Since Taylor brought the boat into Massachusetts within six months of purchase, she has the burden of proving it was not purchased for use here. Under these facts and circumstances, Taylor cannot meet this burden and is, therefore, liable for the use tax on the boat.
EXAMPLE 2: Taxpayer Jones, a resident of Oregon, purchased an automobile there on June 1. On October 1, Jones' employer unexpectedly closed the Oregon plant where he worked and transferred him to Massachusetts. Jones moved to Massachusetts on October 15, brining the car with him.
Since Jones brought the car into Massachusetts within six months of purchase, he has the burden of proving it was not purchased for use here. Under these facts and circumstances, he can meet this burden upon presentation of adequate documentation. Accordingly, the use tax will not apply.
When property is brought here more than six months after purchase, the statutory presumption does not apply, and the Commissioner has the burden of proving that the property was purchased for use here. Unless the Commissioner meets this burden, the tax will not apply.
This principle may be illustrated by the following examples:
EXAMPLE 3: Taxpayer Davis, a resident of the Commonwealth, is a tenured professor at the University of Massachusetts. For his sabbatical, he decided to purchase a small boat and sail around the Caribbean. On December 1, he went to Florida where he purchased the boat for his trip. He returned to Massachusetts with the boat on July 1. Since that time he has sailed the boat in Massachusetts waters.
Since Davis brought the boat into Massachusetts more than six months after purchase, the Commissioner has the burden of proving it was purchased for use here. Under these facts and circumstances, the Commissioner can meet this burden. Therefore, the use tax will apply.
EXAMPLE 4: Able Corp., a Montana corporation, purchased construction equipment there in 1983. This equipment was used exclusively in Montana until 1986 when, due to favorable business conditions, the corporation decided to expand its operations into other states. On January 1, 1987, the corporation successfully bid on a Massachusetts construction project and later brought the equipment here.
Since the corporation brought the property into Massachusetts more than six months after purchase, the Commissioner has the burden of proving it was purchased for use here.

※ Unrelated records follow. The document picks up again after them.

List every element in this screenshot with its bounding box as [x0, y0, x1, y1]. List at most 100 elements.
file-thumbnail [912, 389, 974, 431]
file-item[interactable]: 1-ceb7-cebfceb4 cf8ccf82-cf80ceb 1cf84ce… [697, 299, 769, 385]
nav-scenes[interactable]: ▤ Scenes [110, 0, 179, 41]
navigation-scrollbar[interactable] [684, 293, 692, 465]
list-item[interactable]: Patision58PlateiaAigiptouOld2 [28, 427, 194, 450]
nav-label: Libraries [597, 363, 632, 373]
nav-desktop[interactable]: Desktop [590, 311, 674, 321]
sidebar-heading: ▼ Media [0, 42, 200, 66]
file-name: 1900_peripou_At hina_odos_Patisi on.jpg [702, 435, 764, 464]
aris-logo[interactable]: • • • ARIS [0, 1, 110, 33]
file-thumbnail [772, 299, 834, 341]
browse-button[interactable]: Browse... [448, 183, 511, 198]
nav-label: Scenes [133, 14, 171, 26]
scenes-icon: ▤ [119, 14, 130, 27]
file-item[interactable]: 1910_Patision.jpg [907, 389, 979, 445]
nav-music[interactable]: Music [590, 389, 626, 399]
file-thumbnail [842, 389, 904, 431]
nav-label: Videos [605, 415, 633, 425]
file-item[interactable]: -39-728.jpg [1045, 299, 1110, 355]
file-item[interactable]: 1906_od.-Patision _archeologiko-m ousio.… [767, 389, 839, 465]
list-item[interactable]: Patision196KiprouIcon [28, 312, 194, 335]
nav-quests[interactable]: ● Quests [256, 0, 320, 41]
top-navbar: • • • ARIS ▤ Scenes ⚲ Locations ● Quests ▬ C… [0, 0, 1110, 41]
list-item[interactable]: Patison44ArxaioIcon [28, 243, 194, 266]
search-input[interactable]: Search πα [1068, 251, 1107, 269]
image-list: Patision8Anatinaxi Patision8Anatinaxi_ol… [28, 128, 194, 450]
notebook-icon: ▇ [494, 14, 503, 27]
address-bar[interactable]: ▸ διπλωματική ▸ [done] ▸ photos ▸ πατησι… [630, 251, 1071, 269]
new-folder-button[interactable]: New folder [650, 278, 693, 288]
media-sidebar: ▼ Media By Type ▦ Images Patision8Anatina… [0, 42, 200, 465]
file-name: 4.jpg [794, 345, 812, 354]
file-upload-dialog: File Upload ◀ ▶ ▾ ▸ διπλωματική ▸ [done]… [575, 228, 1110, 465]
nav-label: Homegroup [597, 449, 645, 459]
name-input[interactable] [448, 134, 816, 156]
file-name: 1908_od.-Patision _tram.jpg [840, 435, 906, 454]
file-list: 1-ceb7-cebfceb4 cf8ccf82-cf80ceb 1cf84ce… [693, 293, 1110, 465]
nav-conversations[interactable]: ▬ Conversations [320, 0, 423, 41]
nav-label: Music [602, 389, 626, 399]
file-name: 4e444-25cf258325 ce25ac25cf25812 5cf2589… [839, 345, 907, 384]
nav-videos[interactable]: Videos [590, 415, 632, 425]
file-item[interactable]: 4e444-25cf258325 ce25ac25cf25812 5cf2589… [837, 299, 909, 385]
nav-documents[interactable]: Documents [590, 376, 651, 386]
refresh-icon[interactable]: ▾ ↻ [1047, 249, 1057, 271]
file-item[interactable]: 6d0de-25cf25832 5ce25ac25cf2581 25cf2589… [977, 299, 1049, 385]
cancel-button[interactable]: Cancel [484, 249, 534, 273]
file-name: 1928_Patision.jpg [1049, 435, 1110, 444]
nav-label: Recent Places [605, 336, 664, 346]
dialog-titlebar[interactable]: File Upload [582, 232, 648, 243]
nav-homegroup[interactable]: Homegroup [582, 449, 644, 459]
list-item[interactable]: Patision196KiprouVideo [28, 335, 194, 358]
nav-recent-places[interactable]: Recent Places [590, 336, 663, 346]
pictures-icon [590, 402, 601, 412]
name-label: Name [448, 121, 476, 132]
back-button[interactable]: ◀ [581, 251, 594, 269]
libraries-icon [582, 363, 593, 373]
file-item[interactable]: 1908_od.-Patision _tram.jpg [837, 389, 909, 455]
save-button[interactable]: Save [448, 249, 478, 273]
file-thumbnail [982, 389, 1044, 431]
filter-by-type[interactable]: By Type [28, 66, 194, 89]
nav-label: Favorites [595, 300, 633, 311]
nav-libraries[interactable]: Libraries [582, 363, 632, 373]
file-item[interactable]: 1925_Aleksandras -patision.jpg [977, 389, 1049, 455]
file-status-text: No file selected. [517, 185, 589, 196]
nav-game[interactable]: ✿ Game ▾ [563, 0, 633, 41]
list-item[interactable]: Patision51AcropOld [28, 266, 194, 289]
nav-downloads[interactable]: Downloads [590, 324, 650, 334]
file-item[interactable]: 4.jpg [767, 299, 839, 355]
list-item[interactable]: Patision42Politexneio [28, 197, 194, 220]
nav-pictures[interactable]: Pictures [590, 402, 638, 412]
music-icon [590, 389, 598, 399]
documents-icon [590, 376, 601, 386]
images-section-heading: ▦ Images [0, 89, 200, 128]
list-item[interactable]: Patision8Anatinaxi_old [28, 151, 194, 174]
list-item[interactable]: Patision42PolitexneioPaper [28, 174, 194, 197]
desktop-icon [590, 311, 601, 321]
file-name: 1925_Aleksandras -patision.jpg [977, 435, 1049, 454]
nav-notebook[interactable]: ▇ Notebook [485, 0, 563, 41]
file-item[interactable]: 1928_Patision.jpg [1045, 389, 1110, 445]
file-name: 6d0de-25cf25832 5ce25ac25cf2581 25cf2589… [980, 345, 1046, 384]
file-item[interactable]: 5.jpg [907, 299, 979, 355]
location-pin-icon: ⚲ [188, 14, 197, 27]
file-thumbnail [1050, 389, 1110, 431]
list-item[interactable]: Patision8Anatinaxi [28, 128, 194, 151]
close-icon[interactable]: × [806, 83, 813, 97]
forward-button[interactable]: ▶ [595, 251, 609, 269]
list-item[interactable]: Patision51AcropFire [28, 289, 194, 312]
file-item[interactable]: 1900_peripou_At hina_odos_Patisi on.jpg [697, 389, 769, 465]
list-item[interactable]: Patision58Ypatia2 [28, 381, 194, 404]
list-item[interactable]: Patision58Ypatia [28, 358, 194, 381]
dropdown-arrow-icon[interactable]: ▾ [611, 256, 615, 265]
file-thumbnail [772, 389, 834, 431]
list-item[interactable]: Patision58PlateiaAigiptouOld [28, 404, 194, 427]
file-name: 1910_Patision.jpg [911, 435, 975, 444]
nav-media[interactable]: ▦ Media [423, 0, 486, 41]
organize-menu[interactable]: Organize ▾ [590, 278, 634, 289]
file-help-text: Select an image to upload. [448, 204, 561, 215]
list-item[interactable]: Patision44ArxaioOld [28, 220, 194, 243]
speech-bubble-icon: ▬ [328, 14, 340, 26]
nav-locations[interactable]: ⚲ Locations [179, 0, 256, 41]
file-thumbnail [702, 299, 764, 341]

Under these facts and circumstances, the Commissioner cannot meet this burden and the use tax will not apply.
In situations like those set forth in Example 2 and 4, where property was not purchased for use in the Commonwealth, taxpayers may choose to first pay the tax and then file Form CA-6 with the Commissioner for an abatement or they may apply for an exemption from use tax by filing Form RMV-1 and presenting adequate documentation to support the exemption.
Form RMV-1 and supporting documentation for this exemption may be filed at certain Department of Revenue locations and at those Registry of Motor Vehicles offices which are staffed with Department of Revenue personnel. For a listing of these locations contact:
Department of Revenue
100 Cambridge Street
Boston, MA 02204
REFERENCE: G.L. c. 64I, §§ 2, 8(f); 830 CMR 64H.02(3)(c); Towle v. Commissioner of Revenue, 397 Mass. 599 (1986).
/s/Ira A. Jackson
Ira A. Jackson
Commissioner of Revenue
This Directive represents the official position of the Department of Revenue on the application of the law to the facts as stated. The Department and its personnel will follow this Directive, and taxpayers may rely upon it, unless it is revoked or modified pursuant to 830 C.M.R. § 62C.01(5)(e). In applying this Directive, however, the effect of subsequent legislation, regulations, court decisions, Directives, and TIRs must be considered, and Department personnel and taxpayers are cautioned against reaching the same conclusions in other cases unless the facts, circumstances and issues are substantially the same.